Sokil, Kolomyia
May 8 – June 8, 2022

Our Apartments, Houses, Cottages, Garages, Offices and Backyards.


After the 24th of February, millions of Ukrainians left their homes and became displaced persons. After four waves of labour migration and searching for a new place due to the occupation of Crimea and Donbas, Ukrainians finally seemed to be ready for a settled way of living. And while we decorate every place “from within” and “for ourselves”, it is that the houses are seen better from afar, and their facades can tell even more about our collective subconscious.

The workshop preceded the exhibition, where the artists, together with displaced persons and Kolomyia residents, recreated from their memories places where they used to live or where they stay now.

Workshop participants: 
Ania Sokolova (Myrnohrad), Anna Kuzmenko (Kyiv), Anton Hylko and Yevgen Kryshen (Bogdanivka), Dmytro Koronik (Borodianka), Kateryna Aliynyk (Luhansk/Kyiv), Maria Liukshyna (Kyiv), Marta Bazak (Kolomyia/Kyiv), Oksana Yashchuk (Kolomyia/Kyiv), Olga Malyshenko and Anton Vozniuk (Kyiv), Serhii and Kostiantyn Mykhailov (Kyiv), Svitlana and Oleksandr Ulianov (Myrnohrad), Viktor Korchynskiy (Kolomyia/Kyiv), Yurii Kruglov (Kolomyia), Yulia, Yurii and Dominika Mykhailiuk (Hostomel).



Charim, Vienna
March 11 – 25, 2022

Preparing Passages — Before And After The Independence Day Exhibition.


It is extremely rare for specific events of global significance to affect an art exhibition in a substantial way. Nevertheless, the Russian war of aggression on Ukraine has given an existential drama to the long-planned exhibition of Ukrainian, German, Spanish and Austrian artists in our gallery. It was planned as the second part of a project that was realized at the Lviv Art Center on August 24, 2021, on the date of the 30th anniversary of the Ukrainian Independence Day. The original title of the Vienna exhibition “The Day after the Independence Day” now takes on a new meaning and possibly a new date for a liberated, independent Ukraine will also have to be found.

We open nevertheless or just because of this, even if the hostilities prevent that the artists can enter the country and their artworks can be transported. The newly conceived group exhibition will now be a collective work documenting the freedom of travel and exchange that were still taken for granted in the course of the realization of the original project in Lviv. This retrospective and concrete daily news of artists who stayed in Ukraine, concretize the emergence of the exhibition in the past and the development of the new “independence” - exhibition in Vienna.
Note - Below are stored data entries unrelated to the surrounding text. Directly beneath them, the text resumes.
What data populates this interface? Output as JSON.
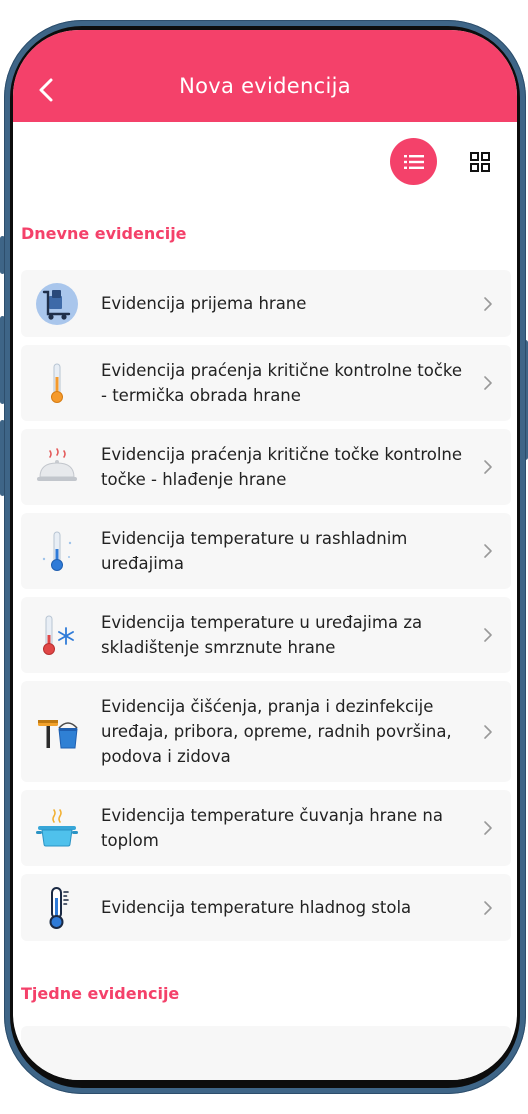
{
  "header": {
    "title": "Nova evidencija"
  },
  "sections": {
    "daily": {
      "title": "Dnevne evidencije",
      "items": [
        {
          "label": "Evidencija prijema hrane",
          "icon": "delivery-cart-icon"
        },
        {
          "label": "Evidencija praćenja kritične kontrolne točke - termička obrada hrane",
          "icon": "thermometer-hot-icon"
        },
        {
          "label": "Evidencija praćenja kritične točke kontrolne točke - hlađenje hrane",
          "icon": "food-cloche-icon"
        },
        {
          "label": "Evidencija temperature u rashladnim uređajima",
          "icon": "thermometer-cold-icon"
        },
        {
          "label": "Evidencija temperature u uređajima za skladištenje smrznute hrane",
          "icon": "thermometer-snowflake-icon"
        },
        {
          "label": "Evidencija čišćenja, pranja i dezinfekcije uređaja, pribora, opreme, radnih površina, podova i zidova",
          "icon": "cleaning-bucket-icon"
        },
        {
          "label": "Evidencija temperature čuvanja hrane na toplom",
          "icon": "hot-pot-icon"
        },
        {
          "label": "Evidencija temperature hladnog stola",
          "icon": "thermometer-scale-icon"
        }
      ]
    },
    "weekly": {
      "title": "Tjedne evidencije"
    }
  },
  "colors": {
    "accent": "#f4416a",
    "frame": "#3e6587",
    "item_bg": "#f7f7f7"
  }
}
Artistic production needs freedom. The current restriction of democratic rights of freedom, their gagging and cynical denigration in the Russian sphere of influence make it clear that all other forms of freedom and dignity are thereby also permanently damaged. The outcomes of this policy of violence and the current situation in Ukraine are focal points of this exhibition.
Kurt Kladler

Group exhibition
Artists: Ivan Bazak, Naomi Dutzi, Roman Khimei, Yarema Malashchuk, Friedrich Stockmeier, Vova Vorotniov, Tereza Yakovyna, Ostap Yashchuk.


Lviv Municipal Art Center
August 24 – September 19, 2021

Independence Day Exhibition. Claudio, Edik, Serhii, etc.
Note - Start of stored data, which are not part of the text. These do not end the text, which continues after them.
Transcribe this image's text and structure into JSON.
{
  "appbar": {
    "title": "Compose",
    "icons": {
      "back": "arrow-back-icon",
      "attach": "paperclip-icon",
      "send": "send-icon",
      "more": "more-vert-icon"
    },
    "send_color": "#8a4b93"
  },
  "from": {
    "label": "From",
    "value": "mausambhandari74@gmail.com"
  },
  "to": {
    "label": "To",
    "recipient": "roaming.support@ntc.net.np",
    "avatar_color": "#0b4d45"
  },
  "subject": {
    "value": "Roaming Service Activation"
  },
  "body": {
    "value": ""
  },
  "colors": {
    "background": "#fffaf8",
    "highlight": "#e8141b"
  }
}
Both the newly-established country, which is being developed and separated from its neighbors, as well as each of its individual citizens are in the process of building their own agency. Brick fences are becoming larger, while houses are now three-storey. Dormant capital, in the form of brick piles which are covered with a slate of bad weather, lies under the walls. Building stones are waiting, meanwhile, Ukrainian labour migrants increasingly resemble non-national citizens. Unlike the “European Fortress” (Grote, 2007), those fences do not leak. While artists are choosing between activist usefulness and artistic quality, labour migrants, as a transnational subject, are creating new distinctive choreography.

Group exhibition
Artists: Ivan Bazak, Naomi Dutzi, Roman Khimei, Yarema Malashchuk, Friedrich Stockmeier, Vova Vorotniov, Tereza Yakovyna, Ostap Yashchuk.